Bu nedenle asgari ücretin ocak ve temmuz olarak 2 defada yapılması çalışanları ve firmaları rahatlatacaktır. Öte yandan cazibe merkezleri ve kalkınmada öncelikli bölgelerde; çalışan başına yüzde 25 oranında asgari ücret desteği verilmesi, bölgede emek yoğun sanayiinin hızla gelişmesini sağlayacak yatırımları hızlandıracaktır” dedi.

Eximbank destekleri yükselmeli

 Eximbank desteklerinin gerilediğine de işaret eden Narbay, 2018 yılından itibaren (pandemi yılı olan 2020 hariç) ihracat desteklerinin her yıl oransal olarak düştüğünü belirtti. Kredi desteklerinin 2018 yılında yüzde 16 seviyesinde iken 2023 yılında yüzde 7 seviyesine gerilediğini kaydeden Toygar Narbay sözlerine şu şekilde devam etti: “İhracat kaynakları 2018 yılındaki yüzde 16 seviyesine çıkartılması gerekiyor.

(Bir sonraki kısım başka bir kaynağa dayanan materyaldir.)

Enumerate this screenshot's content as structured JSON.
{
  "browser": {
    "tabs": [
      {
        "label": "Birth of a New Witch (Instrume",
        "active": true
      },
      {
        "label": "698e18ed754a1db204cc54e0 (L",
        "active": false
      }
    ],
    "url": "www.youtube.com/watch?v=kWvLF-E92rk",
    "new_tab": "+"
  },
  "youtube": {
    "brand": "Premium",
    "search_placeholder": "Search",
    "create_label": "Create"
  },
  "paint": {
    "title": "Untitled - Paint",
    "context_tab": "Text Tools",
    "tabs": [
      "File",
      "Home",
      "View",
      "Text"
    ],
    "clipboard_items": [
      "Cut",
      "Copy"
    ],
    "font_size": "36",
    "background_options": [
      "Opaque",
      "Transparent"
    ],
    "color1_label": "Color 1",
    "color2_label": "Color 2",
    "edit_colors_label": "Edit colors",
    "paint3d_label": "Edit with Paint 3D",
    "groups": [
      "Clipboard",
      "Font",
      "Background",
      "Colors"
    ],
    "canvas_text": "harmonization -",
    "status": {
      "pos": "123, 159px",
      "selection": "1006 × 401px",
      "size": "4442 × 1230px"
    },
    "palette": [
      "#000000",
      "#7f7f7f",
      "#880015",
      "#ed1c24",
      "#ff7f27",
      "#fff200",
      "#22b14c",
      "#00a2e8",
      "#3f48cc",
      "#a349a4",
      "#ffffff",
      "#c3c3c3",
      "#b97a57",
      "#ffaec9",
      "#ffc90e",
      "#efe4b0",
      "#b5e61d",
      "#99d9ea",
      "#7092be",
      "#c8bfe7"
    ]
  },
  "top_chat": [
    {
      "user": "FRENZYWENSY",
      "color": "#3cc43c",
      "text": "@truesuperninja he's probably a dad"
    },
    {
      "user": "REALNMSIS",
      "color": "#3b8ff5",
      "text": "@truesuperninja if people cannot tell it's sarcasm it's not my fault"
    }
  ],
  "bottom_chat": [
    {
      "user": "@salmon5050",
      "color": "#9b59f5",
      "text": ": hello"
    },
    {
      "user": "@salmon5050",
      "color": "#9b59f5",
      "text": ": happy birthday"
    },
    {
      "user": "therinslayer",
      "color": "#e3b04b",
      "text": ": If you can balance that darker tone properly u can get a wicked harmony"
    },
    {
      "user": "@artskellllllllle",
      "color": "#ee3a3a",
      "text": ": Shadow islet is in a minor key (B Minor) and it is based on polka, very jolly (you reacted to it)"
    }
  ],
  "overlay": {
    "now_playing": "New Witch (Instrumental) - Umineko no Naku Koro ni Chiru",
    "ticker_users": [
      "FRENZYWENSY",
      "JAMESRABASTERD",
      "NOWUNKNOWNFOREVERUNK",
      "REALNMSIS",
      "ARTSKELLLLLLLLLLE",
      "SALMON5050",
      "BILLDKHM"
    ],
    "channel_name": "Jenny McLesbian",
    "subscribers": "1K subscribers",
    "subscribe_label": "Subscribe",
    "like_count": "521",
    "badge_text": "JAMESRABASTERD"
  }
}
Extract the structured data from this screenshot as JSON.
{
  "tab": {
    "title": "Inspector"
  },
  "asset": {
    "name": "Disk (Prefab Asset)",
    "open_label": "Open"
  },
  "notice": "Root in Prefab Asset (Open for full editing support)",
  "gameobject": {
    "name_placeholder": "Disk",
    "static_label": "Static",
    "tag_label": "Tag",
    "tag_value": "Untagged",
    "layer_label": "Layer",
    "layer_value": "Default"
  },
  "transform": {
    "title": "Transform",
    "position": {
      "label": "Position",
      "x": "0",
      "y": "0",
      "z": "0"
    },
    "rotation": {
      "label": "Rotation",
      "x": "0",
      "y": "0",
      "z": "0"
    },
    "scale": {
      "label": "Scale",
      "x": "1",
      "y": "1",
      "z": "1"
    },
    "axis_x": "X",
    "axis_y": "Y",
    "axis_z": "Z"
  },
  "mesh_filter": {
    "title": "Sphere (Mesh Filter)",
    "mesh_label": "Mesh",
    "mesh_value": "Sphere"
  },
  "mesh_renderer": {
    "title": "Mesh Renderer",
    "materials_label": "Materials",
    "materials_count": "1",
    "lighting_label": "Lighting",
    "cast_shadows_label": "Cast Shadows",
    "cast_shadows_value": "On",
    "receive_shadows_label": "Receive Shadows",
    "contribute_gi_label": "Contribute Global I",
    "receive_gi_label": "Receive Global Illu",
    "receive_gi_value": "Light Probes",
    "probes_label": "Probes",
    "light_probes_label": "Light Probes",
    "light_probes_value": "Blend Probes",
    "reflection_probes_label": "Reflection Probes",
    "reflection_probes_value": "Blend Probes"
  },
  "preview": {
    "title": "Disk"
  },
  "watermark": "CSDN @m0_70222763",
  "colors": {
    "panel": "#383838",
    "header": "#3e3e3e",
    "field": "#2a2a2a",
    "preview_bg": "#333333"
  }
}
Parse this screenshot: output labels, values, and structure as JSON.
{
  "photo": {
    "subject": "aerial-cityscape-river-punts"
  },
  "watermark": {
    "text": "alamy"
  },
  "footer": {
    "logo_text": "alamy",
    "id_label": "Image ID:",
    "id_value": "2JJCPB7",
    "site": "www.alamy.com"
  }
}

Öte yandan ana beklentilerimiz arasında enflasyonla uyumlu kurun tesis edilinceye dek ihracat bozum kurunda desteğin yüzde 2 seviyesinden yüzde 10 seviyesine çıkartılması var.

Ayrıca yüksek enflasyon ve faizler nedeni ile bozulan işletme sermayelerinin KGF ile 1+4 yıl uzun vadeli krediler ile desteklenmesini ve banka limitlerinin enflasyon oranında güncellenmesi, Exim reeskont faizinde önden tahsilin kaldırılarak maliyetin düşürülmesi, EYT nedeni ile emekli olan çalışanların iş hayatına dönmeleri ve tecrübe kaybının önüne geçilmesi için vergi ve sigorta primlerinde indirim sağlanması konularında desteğe ihtiyacımız olacak. Bu düzenlemeler ile sektörün ihracat ve istihdamının önemli ölçüde artacağını söyleyebilirim.”